Sam: Okay, once upon a time, two little girls named Jarrah and Joy were playing at a park when they suddenly found a big tunnel in the playground! They crawled inside, and they kept going, and going, and going...

David: ...and then they realized they should never climb into tunnels!

Sam: (nervously) ...and at the end of the tunnel, what did they see? It was The Land of Kittens! There were orange ones, and black ones, and white ones, and stripey ones, and polka-dot ones...and they were having a party! And there were cupcakes! With frosting! And sprinkles! And Jarrah and Joy ate up their cupcakes, and the kittens asked them to come live with them! But Jarrah and Joy said, 'We love you, kittens, but we miss our mommies and daddies and need to go home.' So they crawled back through the tunnel...

David: ...and you never want to go in tunnels!

Sam: ...and they heard their mommies and daddies calling to them! And they had missed each other so much. After they hugged, the mommies and daddies said to Jarrah and Joy, 'Where did you go?' but Jarrah and Joy looked at each other and decided to keep The Land of Kittens a secret just between themselves...

David: ...and you NEVER want to keep secrets from your mommy and daddy!

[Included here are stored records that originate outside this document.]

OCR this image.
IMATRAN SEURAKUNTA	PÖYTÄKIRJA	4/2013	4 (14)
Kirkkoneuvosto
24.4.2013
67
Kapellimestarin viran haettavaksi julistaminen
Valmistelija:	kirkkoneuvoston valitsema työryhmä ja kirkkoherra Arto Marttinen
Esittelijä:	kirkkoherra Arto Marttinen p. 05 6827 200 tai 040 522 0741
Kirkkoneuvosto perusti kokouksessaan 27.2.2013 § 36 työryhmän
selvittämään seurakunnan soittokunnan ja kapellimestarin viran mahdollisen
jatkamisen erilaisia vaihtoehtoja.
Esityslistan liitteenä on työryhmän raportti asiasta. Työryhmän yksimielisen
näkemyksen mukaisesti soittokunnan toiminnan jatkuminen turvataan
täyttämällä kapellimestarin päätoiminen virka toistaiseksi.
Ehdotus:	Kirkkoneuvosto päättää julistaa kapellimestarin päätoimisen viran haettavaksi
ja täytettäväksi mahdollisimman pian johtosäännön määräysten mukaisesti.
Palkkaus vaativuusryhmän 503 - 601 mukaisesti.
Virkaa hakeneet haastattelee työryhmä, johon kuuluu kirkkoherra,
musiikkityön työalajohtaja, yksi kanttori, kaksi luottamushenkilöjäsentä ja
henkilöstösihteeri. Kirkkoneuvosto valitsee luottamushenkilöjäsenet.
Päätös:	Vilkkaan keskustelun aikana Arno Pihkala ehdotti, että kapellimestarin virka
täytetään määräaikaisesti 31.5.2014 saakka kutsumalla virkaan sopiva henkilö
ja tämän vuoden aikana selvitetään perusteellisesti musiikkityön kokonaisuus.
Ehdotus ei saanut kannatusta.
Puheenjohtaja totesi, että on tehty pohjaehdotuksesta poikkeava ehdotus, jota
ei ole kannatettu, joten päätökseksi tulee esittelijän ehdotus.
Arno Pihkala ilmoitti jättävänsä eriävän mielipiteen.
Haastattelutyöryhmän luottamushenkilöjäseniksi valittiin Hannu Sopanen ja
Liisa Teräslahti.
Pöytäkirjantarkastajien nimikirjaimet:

Sam: (more nervously) ...and then they hugged again and Jarrah and Joy were so glad they were home. The End! Do you want another story?

Jarrah: I tell you story.

Sam: Great idea!

Jarrah: Unce a time...two girls...Jarrah and Joy...went in tunnel...saw kitties...kept secret. Went in tunnel...saw choo-choo train. Went in tunnel...kept secret. Came home. Missed you. Went in tunnel...kept secret. The End!

Sam & David: (applause)

Sam: Well! You've got some really impressive recall there!